Moncrieff: 367-379; Treharne: 265-273
by Dennis Abrams
Marcel considers the fact that “my emotion on that evening long ago when I had spoken about Mme Swann and Gilberte was known to the Princesse de Guermantes, whom I imagined never to have heard of my existence.” Mme Swann studiously ignores the fact that Mme de Guermantes was at the salon. Mme de Villeparisis speaks “with an affectation of contempt,” about Mme Leroi. “I’ve known such interesting such delightful people in my time that really I don’t believe Mme Leroi would add much to what I already have.” The Prince compliments Mme de Villeparisis’ paintings. Marcel makes plans to have dinner with Robert and Bloch the following evening. Marcel becomes convinced that he would never become friends with Mme de Guermantes. “I knew that I did not appeal to her, that I had not hope of ever making her like me…” Marcel makes a series of gaffes, asking Charlus why he’s taking the wrong hat, and not realizing that Charlus and the Duc de Guermantes are brothers. Saint-Loup tells Marcel that he is going to purchase the Boucheron necklace for Rachel. (If you recall, the lunch and fight with Rachel took place just hours before Mme de Villeparisis’ salon.)

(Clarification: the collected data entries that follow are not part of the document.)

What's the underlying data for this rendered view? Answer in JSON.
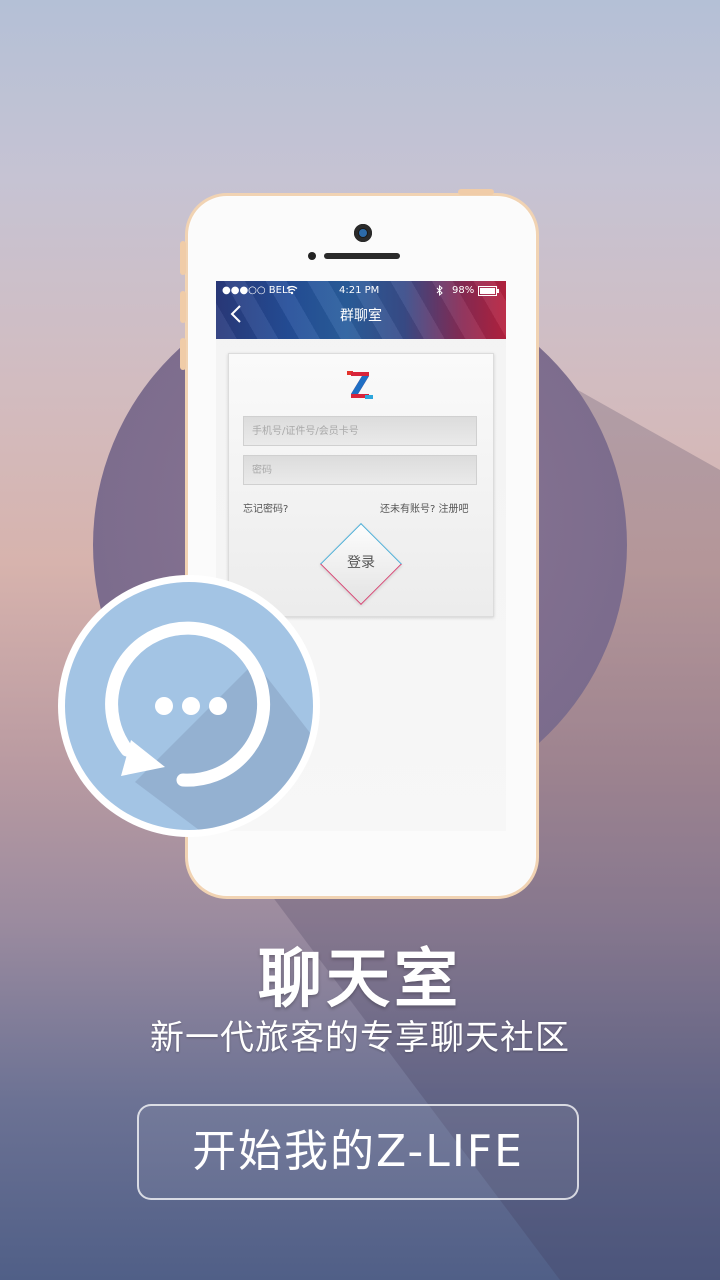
{
  "phone": {
    "status_bar": {
      "carrier": "●●●○○ BELL",
      "time": "4:21 PM",
      "battery": "98%"
    },
    "nav": {
      "back_icon": "chevron-left-icon",
      "title": "群聊室"
    },
    "login_form": {
      "logo_letter": "Z",
      "account_placeholder": "手机号/证件号/会员卡号",
      "password_placeholder": "密码",
      "forgot_password": "忘记密码?",
      "register_link": "还未有账号? 注册吧",
      "login_button": "登录"
    }
  },
  "badge_icon": "chat-bubble-icon",
  "headline": "聊天室",
  "subheadline": "新一代旅客的专享聊天社区",
  "cta_button": "开始我的Z-LIFE",
  "colors": {
    "badge_blue": "#a3c4e4",
    "phone_frame": "#f1d3b3",
    "nav_blue": "#254f9a",
    "nav_red": "#b8223f"
  }
}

So how’s everybody doing with this section? Too much social chatter? Just the way you like Proust?
The only thing I have to add today is to quote this section from today’s reading, which, for me, is one of those sections that strike me as being nearly unbearably true:
“Each of our actions, our words, our attitudes, is cut off from the ‘world,’ from the people who have not directly perceived it, by a medium the permeability of which is infinitely variable and remains unknown to ourselves; having learned from experience that some important utterance which we eagerly hoped would be disseminated (such as those enthusiastic speeches which I used at one time to make to everyone and at everybody on the subject of Mme Swann, thinking that among so many scattered seeds one at least would germinate) has at once, often because of our very anxiety, been hidden under a bushel, how immeasurably less do we suppose that some tiny word which we ourselves have forgotten, which may not even have been uttered by us but formed along its way by the imperfect refraction of a different word, could be transported, without ever being halted in its progress, infinite distances — in the present instance to the Princesse de Guermantes — and succeed in diverting at our expense the banquet of the gods! What we remember of our conduct remains unknown to our nearest neighbour; what we have forgotten that we ever said, or indeed what we never did say, flies to provoke hilarity in another planet, and the image that other people form of our actions and demeanor no more resembles our own than an inaccurate tracing, on which for the black line we find an empty space and for a blank area an inexplicable contour, resembles the original drawing.”
What are your thoughts? Reactions?
Moncrieff: Page 378 “Robert swept me back to his mother.” through Page 389 “…not only of the past but of the future.”
Treharne: Page 273 “Robert swept me back to his mother.” through Page 281 “…not only of the past but of the future.”